On one of the hikes, I found a horseshoe on the side of the trail. The day before my roommate had found some rusty pliers. Between the two, I made it a little safer. Everyone kept telling me that it was lucky with someone sharing that depended on how you hung it up. But I keep horseshoes as one of my yard games but it helped me redefine that maybe what it has in common with a grenade is that you don't quite get its full meaning till you see where it can be utilized.
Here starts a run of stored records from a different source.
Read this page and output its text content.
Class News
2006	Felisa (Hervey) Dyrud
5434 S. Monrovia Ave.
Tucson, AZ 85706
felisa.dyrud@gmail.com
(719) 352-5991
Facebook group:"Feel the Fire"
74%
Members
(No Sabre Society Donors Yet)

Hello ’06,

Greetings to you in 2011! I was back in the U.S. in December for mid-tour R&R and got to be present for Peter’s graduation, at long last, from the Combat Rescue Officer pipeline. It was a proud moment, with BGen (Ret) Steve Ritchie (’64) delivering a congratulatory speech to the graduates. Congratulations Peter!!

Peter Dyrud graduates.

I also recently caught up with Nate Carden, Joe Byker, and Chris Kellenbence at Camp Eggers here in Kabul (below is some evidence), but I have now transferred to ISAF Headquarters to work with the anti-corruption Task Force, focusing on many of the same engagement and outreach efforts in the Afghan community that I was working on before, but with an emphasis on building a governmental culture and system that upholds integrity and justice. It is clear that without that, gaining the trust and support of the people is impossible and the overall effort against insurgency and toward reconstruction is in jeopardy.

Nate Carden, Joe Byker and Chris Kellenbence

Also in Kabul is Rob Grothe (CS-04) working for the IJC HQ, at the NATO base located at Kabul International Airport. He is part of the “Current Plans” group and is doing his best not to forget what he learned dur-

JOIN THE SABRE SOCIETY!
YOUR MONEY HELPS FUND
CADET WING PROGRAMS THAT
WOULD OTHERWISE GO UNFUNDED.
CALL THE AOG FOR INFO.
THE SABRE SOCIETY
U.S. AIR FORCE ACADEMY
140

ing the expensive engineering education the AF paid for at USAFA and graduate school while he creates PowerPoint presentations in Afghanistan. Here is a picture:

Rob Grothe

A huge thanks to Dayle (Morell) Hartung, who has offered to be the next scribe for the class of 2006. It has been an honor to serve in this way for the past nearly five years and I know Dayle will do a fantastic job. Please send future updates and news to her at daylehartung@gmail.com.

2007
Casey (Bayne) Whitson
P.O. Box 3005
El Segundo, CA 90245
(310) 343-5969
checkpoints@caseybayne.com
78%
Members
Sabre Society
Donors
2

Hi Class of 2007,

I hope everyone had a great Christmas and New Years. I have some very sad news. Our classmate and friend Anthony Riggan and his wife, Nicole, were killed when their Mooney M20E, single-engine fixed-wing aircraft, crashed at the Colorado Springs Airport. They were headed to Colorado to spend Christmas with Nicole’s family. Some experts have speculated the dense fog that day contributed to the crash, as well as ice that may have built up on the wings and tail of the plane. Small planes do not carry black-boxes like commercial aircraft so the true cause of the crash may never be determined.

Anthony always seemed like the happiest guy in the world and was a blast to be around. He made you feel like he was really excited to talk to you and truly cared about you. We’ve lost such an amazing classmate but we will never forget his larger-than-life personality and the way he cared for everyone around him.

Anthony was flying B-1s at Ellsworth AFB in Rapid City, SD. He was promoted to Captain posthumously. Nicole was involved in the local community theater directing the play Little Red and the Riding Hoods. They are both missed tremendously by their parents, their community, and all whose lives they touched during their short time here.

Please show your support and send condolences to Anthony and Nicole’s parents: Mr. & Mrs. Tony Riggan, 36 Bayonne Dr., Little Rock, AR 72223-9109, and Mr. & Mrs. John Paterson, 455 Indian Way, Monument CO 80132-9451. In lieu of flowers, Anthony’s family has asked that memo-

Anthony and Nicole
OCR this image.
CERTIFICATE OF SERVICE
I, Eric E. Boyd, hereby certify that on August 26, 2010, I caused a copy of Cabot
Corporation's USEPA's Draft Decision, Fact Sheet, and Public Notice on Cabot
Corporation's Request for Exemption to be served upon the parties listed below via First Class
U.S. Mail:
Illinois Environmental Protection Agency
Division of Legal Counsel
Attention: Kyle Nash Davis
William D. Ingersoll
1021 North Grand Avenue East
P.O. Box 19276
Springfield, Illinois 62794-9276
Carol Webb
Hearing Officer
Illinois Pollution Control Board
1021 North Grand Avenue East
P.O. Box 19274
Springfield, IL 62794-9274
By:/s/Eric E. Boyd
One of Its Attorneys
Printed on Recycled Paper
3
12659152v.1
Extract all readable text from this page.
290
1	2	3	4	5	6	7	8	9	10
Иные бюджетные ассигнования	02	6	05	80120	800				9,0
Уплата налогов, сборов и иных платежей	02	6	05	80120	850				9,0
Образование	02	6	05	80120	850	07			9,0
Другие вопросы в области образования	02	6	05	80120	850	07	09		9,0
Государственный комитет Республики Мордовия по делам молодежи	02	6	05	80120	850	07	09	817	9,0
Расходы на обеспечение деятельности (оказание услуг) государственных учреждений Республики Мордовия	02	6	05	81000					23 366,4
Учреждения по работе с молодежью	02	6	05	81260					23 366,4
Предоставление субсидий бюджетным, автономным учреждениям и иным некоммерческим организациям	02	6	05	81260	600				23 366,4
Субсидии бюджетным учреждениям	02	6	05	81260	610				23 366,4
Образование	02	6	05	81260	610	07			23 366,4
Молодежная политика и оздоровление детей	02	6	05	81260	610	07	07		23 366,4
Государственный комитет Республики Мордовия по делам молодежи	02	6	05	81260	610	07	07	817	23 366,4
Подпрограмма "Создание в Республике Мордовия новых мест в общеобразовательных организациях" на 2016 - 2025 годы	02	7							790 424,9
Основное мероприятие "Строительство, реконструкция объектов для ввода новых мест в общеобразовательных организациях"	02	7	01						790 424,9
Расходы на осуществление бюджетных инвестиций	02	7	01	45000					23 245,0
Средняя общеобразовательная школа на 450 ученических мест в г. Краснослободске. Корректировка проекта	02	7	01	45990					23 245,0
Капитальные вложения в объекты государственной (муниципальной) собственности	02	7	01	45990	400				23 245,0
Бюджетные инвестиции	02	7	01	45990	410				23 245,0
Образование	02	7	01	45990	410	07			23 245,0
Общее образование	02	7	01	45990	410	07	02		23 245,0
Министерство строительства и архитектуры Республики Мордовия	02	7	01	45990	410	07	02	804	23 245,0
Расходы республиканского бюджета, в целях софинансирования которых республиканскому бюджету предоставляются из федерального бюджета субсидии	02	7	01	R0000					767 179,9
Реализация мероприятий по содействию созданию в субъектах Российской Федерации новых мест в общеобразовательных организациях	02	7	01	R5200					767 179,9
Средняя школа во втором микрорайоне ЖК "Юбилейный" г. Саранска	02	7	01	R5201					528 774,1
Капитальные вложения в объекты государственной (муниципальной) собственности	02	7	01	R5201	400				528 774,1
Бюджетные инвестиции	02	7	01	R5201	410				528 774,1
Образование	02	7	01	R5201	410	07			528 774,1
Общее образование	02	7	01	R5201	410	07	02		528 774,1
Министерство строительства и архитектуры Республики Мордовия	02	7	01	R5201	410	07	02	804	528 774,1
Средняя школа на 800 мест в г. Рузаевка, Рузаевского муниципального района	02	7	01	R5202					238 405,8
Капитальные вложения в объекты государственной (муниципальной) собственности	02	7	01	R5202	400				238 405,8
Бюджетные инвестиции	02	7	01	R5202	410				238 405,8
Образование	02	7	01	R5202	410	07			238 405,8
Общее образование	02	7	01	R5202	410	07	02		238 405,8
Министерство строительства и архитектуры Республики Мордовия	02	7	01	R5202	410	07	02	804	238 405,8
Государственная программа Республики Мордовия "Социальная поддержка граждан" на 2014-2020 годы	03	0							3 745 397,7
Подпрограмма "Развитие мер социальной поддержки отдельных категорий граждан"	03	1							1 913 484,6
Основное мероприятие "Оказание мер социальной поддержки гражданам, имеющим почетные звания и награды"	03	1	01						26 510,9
Just to be close to that beauty with that speed and power is something I will never fully comprehend but at least we had similar paths, that horse and I. We both left something we thought we'd come attached to out there and perhaps it made our path down both easier and harder.

On the way out, several of us tried to describe it and we all felt inadequate. Even as I write this, I am tempted to scrub it and tell you to go take it in but how could it compare when we had such great company? I mean we burst out into a group hugs and went around a circle sharing stories about each other to close it all up. I am back into the rhythm but still trying to share it here and doing some fundraising so other people can so in the future.

I miss the backcountry and I'd not take a single backspace key to the whole experience. I haven't had spatial orientation since brain surgery but somehow the sun and waterline and mountains were clear enough to where GPS was unnecessary perhaps why this is called True North Treks. I've lost some language skills from this but it didn't matter out there because it would leave anyone speechless. I've lost some memory skills but I have no confessions on what I don't remember. It doesn't matter that some of life might not have held in my brain because that scenery was one of those things that if you think about too much, your mind may get overwhelmed and so you absorb it and just let it sit in your heart and soul.